Interesting and worthwhile opportunities to get to know big game animals abound just on the outskirts of Nairobi. We had visited Kenya in 2007 and enjoyed the Masai Mara, Samburu, and Lake Nakuru. Just over a year later we were passing through Kenya on the way to the Seychelle Islands and took advantage to visit some friends. We were only off the plane for two hours before we found ourselves at the David Sheldrick Wildlife Trust and the AFEW Giraffe Center and Valentina was eye to eye with both baby elephants and full-grown giraffes.

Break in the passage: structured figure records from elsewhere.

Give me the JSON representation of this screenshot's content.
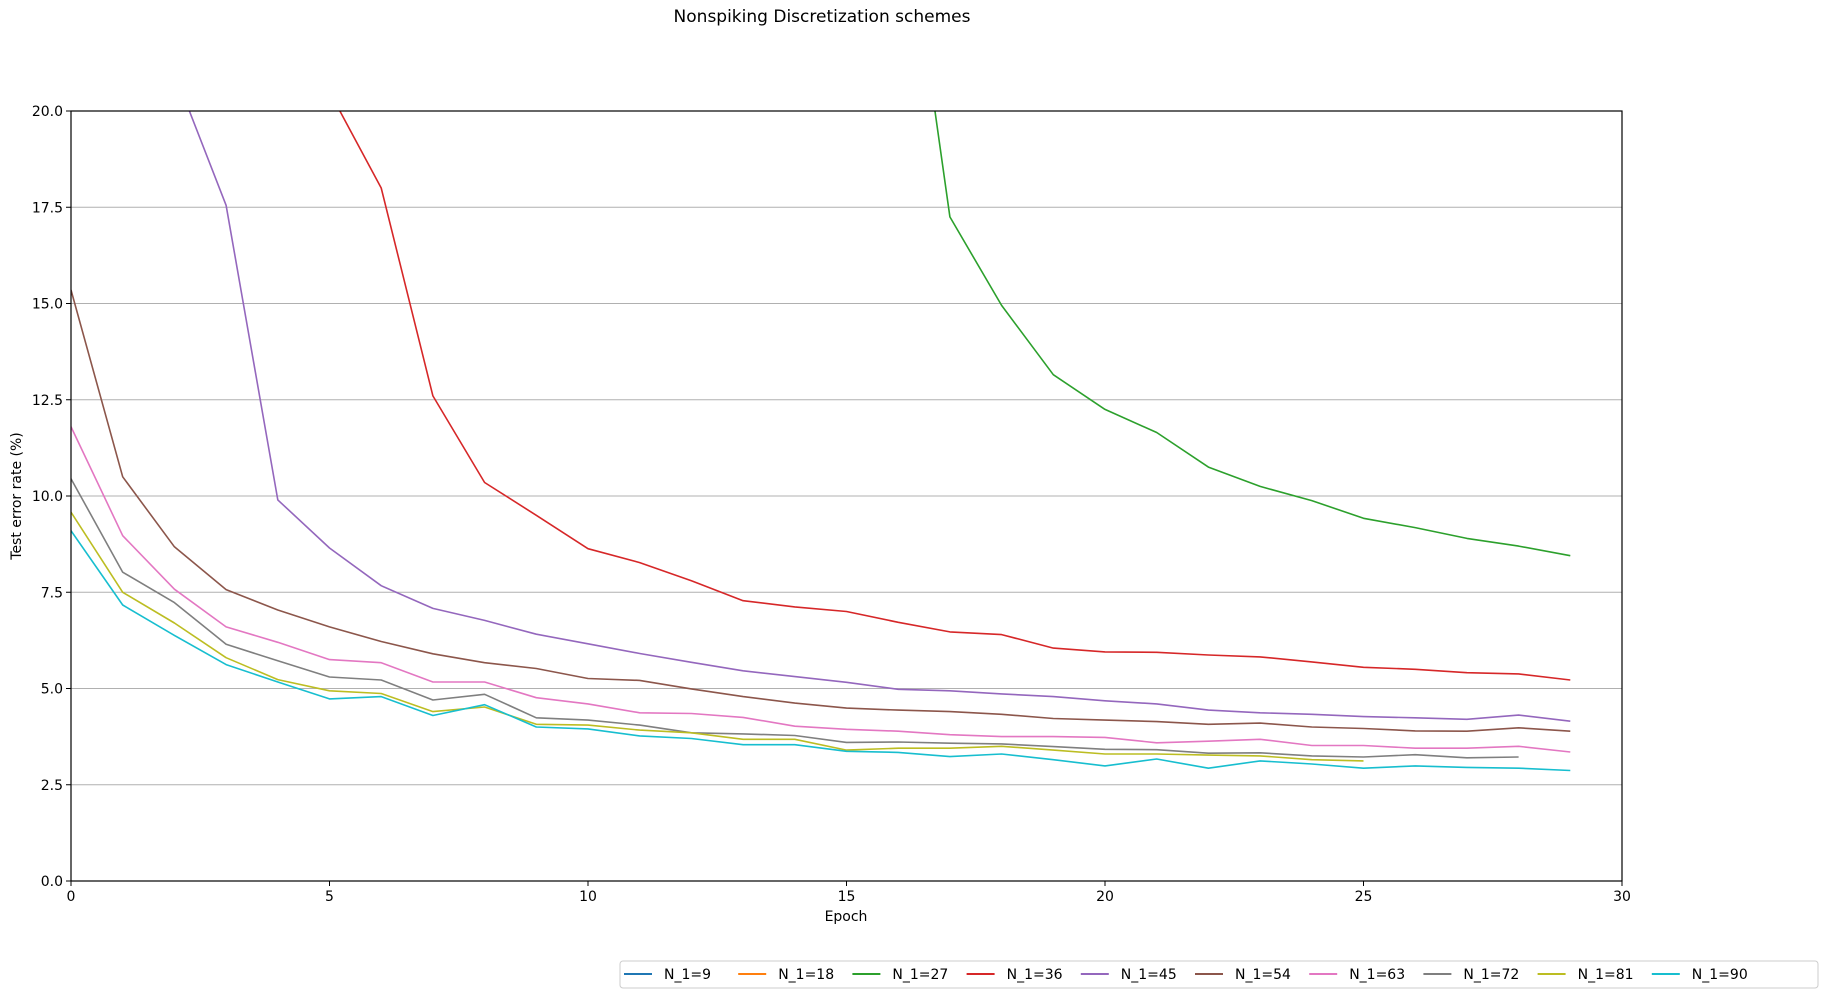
{
  "chart_data": {
    "type": "line",
    "title": "Nonspiking Discretization schemes",
    "xlabel": "Epoch",
    "ylabel": "Test error rate (%)",
    "xlim": [
      0,
      30
    ],
    "ylim": [
      0,
      20
    ],
    "xticks": [
      "0",
      "5",
      "10",
      "15",
      "20",
      "25",
      "30"
    ],
    "yticks": [
      "0.0",
      "2.5",
      "5.0",
      "7.5",
      "10.0",
      "12.5",
      "15.0",
      "17.5",
      "20.0"
    ],
    "grid": "horizontal",
    "legend_position": "bottom-right",
    "series": [
      {
        "name": "N_1=9",
        "color": "#1f77b4",
        "x": [],
        "y": []
      },
      {
        "name": "N_1=18",
        "color": "#ff7f0e",
        "x": [],
        "y": []
      },
      {
        "name": "N_1=27",
        "color": "#2ca02c",
        "x": [
          16.5,
          17,
          18,
          19,
          20,
          21,
          22,
          23,
          24,
          25,
          26,
          27,
          28,
          29
        ],
        "y": [
          22.0,
          17.25,
          14.95,
          13.15,
          12.25,
          11.65,
          10.75,
          10.25,
          9.88,
          9.42,
          9.18,
          8.9,
          8.7,
          8.45
        ]
      },
      {
        "name": "N_1=36",
        "color": "#d62728",
        "x": [
          4.8,
          6,
          7,
          8,
          9,
          10,
          11,
          12,
          13,
          14,
          15,
          16,
          17,
          18,
          19,
          20,
          21,
          22,
          23,
          24,
          25,
          26,
          27,
          28,
          29
        ],
        "y": [
          21.0,
          18.0,
          12.6,
          10.35,
          9.5,
          8.63,
          8.27,
          7.8,
          7.28,
          7.12,
          7.0,
          6.72,
          6.47,
          6.4,
          6.05,
          5.95,
          5.94,
          5.87,
          5.82,
          5.69,
          5.55,
          5.5,
          5.41,
          5.38,
          5.22
        ]
      },
      {
        "name": "N_1=45",
        "color": "#9467bd",
        "x": [
          2,
          3,
          4,
          5,
          6,
          7,
          8,
          9,
          10,
          11,
          12,
          13,
          14,
          15,
          16,
          17,
          18,
          19,
          20,
          21,
          22,
          23,
          24,
          25,
          26,
          27,
          28,
          29
        ],
        "y": [
          21.0,
          17.55,
          9.9,
          8.65,
          7.67,
          7.08,
          6.77,
          6.41,
          6.16,
          5.91,
          5.68,
          5.46,
          5.31,
          5.16,
          4.98,
          4.94,
          4.86,
          4.79,
          4.68,
          4.6,
          4.44,
          4.37,
          4.33,
          4.27,
          4.24,
          4.2,
          4.31,
          4.15
        ]
      },
      {
        "name": "N_1=54",
        "color": "#8c564b",
        "x": [
          0,
          1,
          2,
          3,
          4,
          5,
          6,
          7,
          8,
          9,
          10,
          11,
          12,
          13,
          14,
          15,
          16,
          17,
          18,
          19,
          20,
          21,
          22,
          23,
          24,
          25,
          26,
          27,
          28,
          29
        ],
        "y": [
          15.35,
          10.5,
          8.68,
          7.57,
          7.04,
          6.6,
          6.22,
          5.9,
          5.67,
          5.52,
          5.26,
          5.21,
          4.99,
          4.79,
          4.62,
          4.49,
          4.44,
          4.4,
          4.33,
          4.22,
          4.18,
          4.14,
          4.07,
          4.1,
          4.0,
          3.96,
          3.9,
          3.89,
          3.98,
          3.89
        ]
      },
      {
        "name": "N_1=63",
        "color": "#e377c2",
        "x": [
          0,
          1,
          2,
          3,
          4,
          5,
          6,
          7,
          8,
          9,
          10,
          11,
          12,
          13,
          14,
          15,
          16,
          17,
          18,
          19,
          20,
          21,
          22,
          23,
          24,
          25,
          26,
          27,
          28,
          29
        ],
        "y": [
          11.8,
          8.97,
          7.58,
          6.6,
          6.2,
          5.75,
          5.67,
          5.17,
          5.17,
          4.76,
          4.6,
          4.37,
          4.35,
          4.25,
          4.02,
          3.94,
          3.89,
          3.8,
          3.75,
          3.75,
          3.73,
          3.59,
          3.63,
          3.68,
          3.52,
          3.52,
          3.45,
          3.45,
          3.5,
          3.35
        ]
      },
      {
        "name": "N_1=72",
        "color": "#7f7f7f",
        "x": [
          0,
          1,
          2,
          3,
          4,
          5,
          6,
          7,
          8,
          9,
          10,
          11,
          12,
          13,
          14,
          15,
          16,
          17,
          18,
          19,
          20,
          21,
          22,
          23,
          24,
          25,
          26,
          27,
          28
        ],
        "y": [
          10.45,
          8.02,
          7.23,
          6.15,
          5.72,
          5.3,
          5.22,
          4.7,
          4.85,
          4.24,
          4.18,
          4.05,
          3.85,
          3.82,
          3.78,
          3.6,
          3.61,
          3.58,
          3.56,
          3.49,
          3.42,
          3.41,
          3.32,
          3.33,
          3.25,
          3.22,
          3.28,
          3.2,
          3.22
        ]
      },
      {
        "name": "N_1=81",
        "color": "#bcbd22",
        "x": [
          0,
          1,
          2,
          3,
          4,
          5,
          6,
          7,
          8,
          9,
          10,
          11,
          12,
          13,
          14,
          15,
          16,
          17,
          18,
          19,
          20,
          21,
          22,
          23,
          24,
          25
        ],
        "y": [
          9.58,
          7.5,
          6.7,
          5.8,
          5.23,
          4.94,
          4.87,
          4.4,
          4.52,
          4.07,
          4.05,
          3.92,
          3.85,
          3.68,
          3.68,
          3.4,
          3.45,
          3.45,
          3.5,
          3.4,
          3.3,
          3.3,
          3.27,
          3.25,
          3.15,
          3.12
        ]
      },
      {
        "name": "N_1=90",
        "color": "#17becf",
        "x": [
          0,
          1,
          2,
          3,
          4,
          5,
          6,
          7,
          8,
          9,
          10,
          11,
          12,
          13,
          14,
          15,
          16,
          17,
          18,
          19,
          20,
          21,
          22,
          23,
          24,
          25,
          26,
          27,
          28,
          29
        ],
        "y": [
          9.1,
          7.17,
          6.38,
          5.62,
          5.17,
          4.73,
          4.79,
          4.3,
          4.58,
          4.0,
          3.95,
          3.77,
          3.7,
          3.54,
          3.54,
          3.37,
          3.34,
          3.23,
          3.3,
          3.15,
          2.99,
          3.17,
          2.93,
          3.12,
          3.04,
          2.93,
          2.99,
          2.95,
          2.93,
          2.87
        ]
      }
    ]
  }
}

These days you don't have to even leave the capital of Kenya before starting your safari. There are some interesting and worthwhile opportunities to get to know big game animals just on the outskirts of Nairobi. We had visited Kenya in 2007 and enjoyed the Masai Mara, Samburu, and Lake Nakuru. Just over a year later we were passing through Kenya on the way to the Seychelle Islands and took advantage to visit some friends. We were only off the plane for two hours before we found ourselves at the David Sheldrick Wildlife Trust elephant and rhino orphanage, visiting the baby elephants. The reserve is open for about an hour every day, so the elephants can live unhassled lives the rest of the day. As the crowd gathered, the caretakers led out a small herd of baby elephants, some only months old. Valentina's mouth opened as she watched them bathe themselves in dust, roll in the mud, and eat some of the foliage that had been gathered for them. She was six months old at the time, the same age as the smallest of the elephants, who outweighed her by an order of magnitude.

"What sound do baby elephants make?" we asked her, and eyes wide, she responded, "phbhbhbhbhbhhbhb", channeling, as far as I could tell, Bill the Cat. She repeated the raspberry a couple times, in case the baby elephants might answer her.

The Wildlife trust is a pretty amazing place, and the caretakers there are now the "word's experts on hand-rearing baby elephants, sometimes from birth, using a special milk formula for the youngest infants and assigning keepers to individual 24-hour guardianship of their charges..." according to Richard Trillo.

We stopped by the AFEW Giraffe Center as well before moving onward. Run by the African Fund for Endangered Wildlife, the center gets credit for bolstering the population of the endangered Rothschild's Giraffe from its original, dwindling population. The giraffe on display was doing a good business eating food pellets from a fawning audience, but the real fun for Valentina was watching from the second story wooden balcony, which put her at eye level with the enormous creatures. Watching it maneuver its long neck from that altitude was like watching a construction boom crane swinging over the city skyline, except fuzzier. She was suitably impressed!